Faith… Must be enforced by reason…When faith becomes blind it dies.
- Mahatma Gandhi
19'th Century scholar Hélène Adeline Guerber gives us an excellent introduction to Northern Mythology:
"Northern mythology is grand and tragical. Its principal theme is the perpetual struggle of the beneficent forces of Nature against the injurious, and hence it is not graceful and idyllic in character like the religion of the sunny South, where the people could bask in perpetual sunshine, and the fruits of the earth grew ready to their hand.
It was very natural that the dangers incurred in hunting and fishing under these inclement skies, and the suffering entailed by the long cold winters when the sun never shines, made our ancestors contemplate cold and ice as malevolent spirits; and it was with equal reason that they invoked with special fervor the beneficent influences of heat and light.
When questioned Concerning the creation of the world, the Northern skalds or poets, who’s songs are preserved in the Eddas and Sagas, declared that in the beginning, when darkness rested over all, there existed a powerful being called Allfather, whom they dimly conceived as uncreated as well as unseen, and that whatever he willed came to pass."
In Thorpe’s Northern Mythology, we are told that in the beginning of time a world existed in the north called Niflheim, in the middle of which was a well called Hvergelmir, from which flowed twelve rivers . In the south part there was another world, Muspellheim , a light and hot, a flaming and radiant world, the boundary of which was guarded by Surt with a flaming sword. Cold and heat contended with each other. From Niflheim flowed the poisonous cold streams called Elivagar (Ice Waves), which became hardened into ice, so that one layer of ice was piled on another in Ginnunga-gap, or the abyss of abysses, which faced the north; but from the south issued heat from Muspellheim, and the sparks glittered so that the south part of Ginnunga-gap was as light as the purest air. The heat met the ice, which melted and dripped; the drops then, through his power who sent forth the heat, received life, and a human form was produced called Ymir , the progenitor of the Frost-giants (Hrimjmrsar), who by the Frost-giants is also called Aurgelmir, that is, the ancient mass or chaos. He was not a god, but was evil, together with all his race. As yet there was neither sand nor sea nor cool waves, neither earth nor grass nor vaulted heaven, but only Ginnunga-gap, the abyss of abysses. Ymir was nourished from four streams of milk, which flowed from the udder of the cow Audhumla, a being that came into existence by the power of Surt. From Ymir there came forth offspring while he slept: for having fallen into a sweat, from under his left arm there grew a man and a woman, and one of his feet begat a son by the other. At this time, before heaven and earth existed, the Universal Father (Alfathr) was among the Hrimthursar, or Frost-giants.The cow Audhumla licked the frost-covered stones that were salt, and the first day, towards evening, there came forth from them a man's hair, the second day a head, the third day an entire man. He was called Buri (the producing) ; he was comely of countenance, tall and powerful. His son, Bor (the produced), was married to Bestla, a daughter of the giant Bolthorn, and they had three sons, Odin, Vili and Ve. These brothers were gods, and created heaven and earth. 

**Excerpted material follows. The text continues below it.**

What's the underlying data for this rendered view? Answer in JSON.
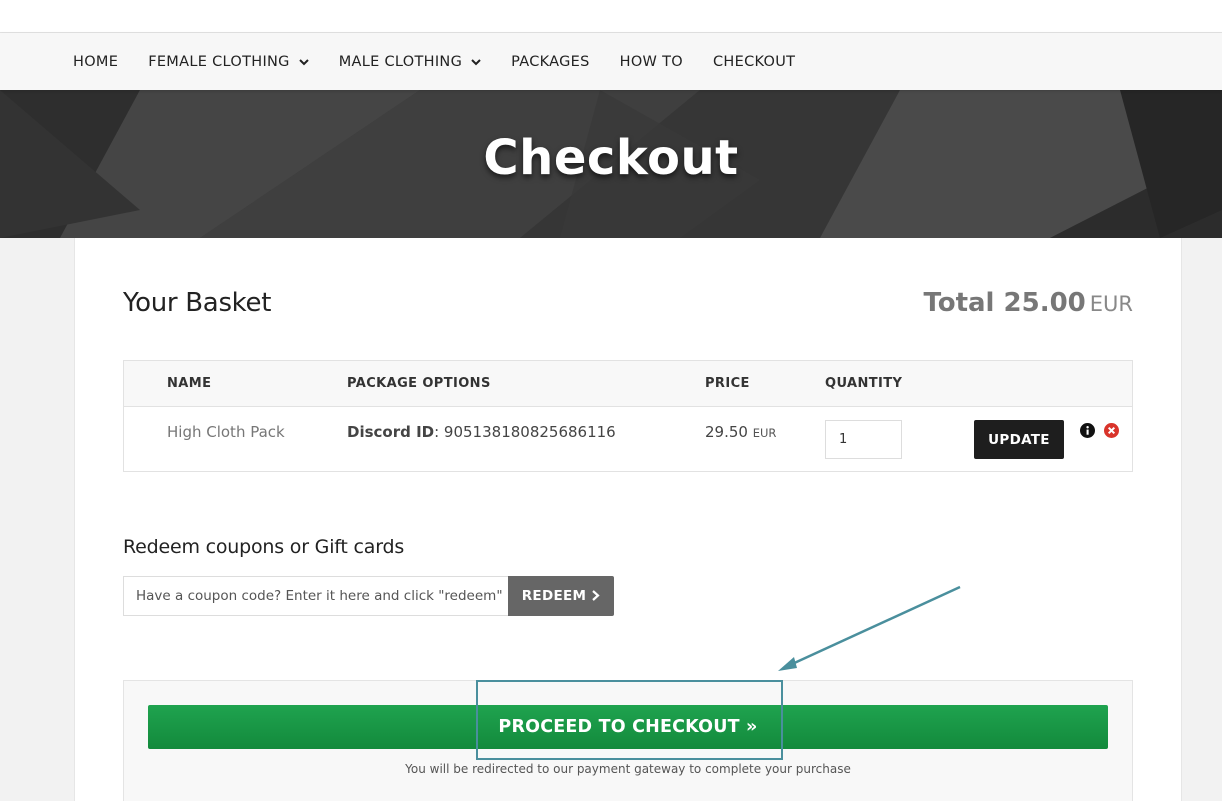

Bor's sons slew the giant Ymir, and there ran so much blood from his wound that all the frost-giants were drowned in it, except the giant Bergelmir (whose father was Thrudgelmir, and whose grandfather was Aurgelmir), who escaped with his wife on a chest, and continued the race of the frost-giants. But Bor’s sons carried the body of Ymir into the middle of Ginnunga-gap, and formed of it the earth, of his blood the seas and waters, of his bones the mountains, of his teeth and grinders and those bones that were broken, they made stones and pebbles; from the blood that flowed from his wounds they made the great impassable ocean, in which they fixed the earth, around which it lies in a circle; of his skull they formed the heaven, and set it up over the earth with four regions, and under each corner placed a dwarf, the names of whom were Austri, Vestri, Northri, Suthri; of his brain they formed the heavy clouds, of his hair the vegetable creation, and of his eyebrows a wall of defense against the giants round Midgard, the middlemost part of the earth, the dwelling-place of the sons of men.
They then took the sparks and glowing cinders that were cast out of Muspellheim, and set them in heaven, both above and below, to illumine heaven and earth. They also assigned places for the lightning and fiery meteors, some in heaven, and some unconfined under heaven, and appointed to them a course. Hence, " as it is said in old philosophy," arose the division of years and days. Thus Bor’s sons raised up the heavenly disks, and the sun shone on the cold stones, so that the earth was decked with green herbs. The sun from the south followed the moon, and cast her right arm round the heavenly horses' door (the east) ; but she knew not where her dwelling lay, the moon knew not his power, nor did the stars know where they had a station. Then the holy gods consulted together, and gave to every light its place, and a name to the new moon (Nyi), and to the waning moon (Nithi), and gave names to the morning and the mid-day, to the forenoon and the evening, that the children of men, sons of time, might reckon the years thereafter.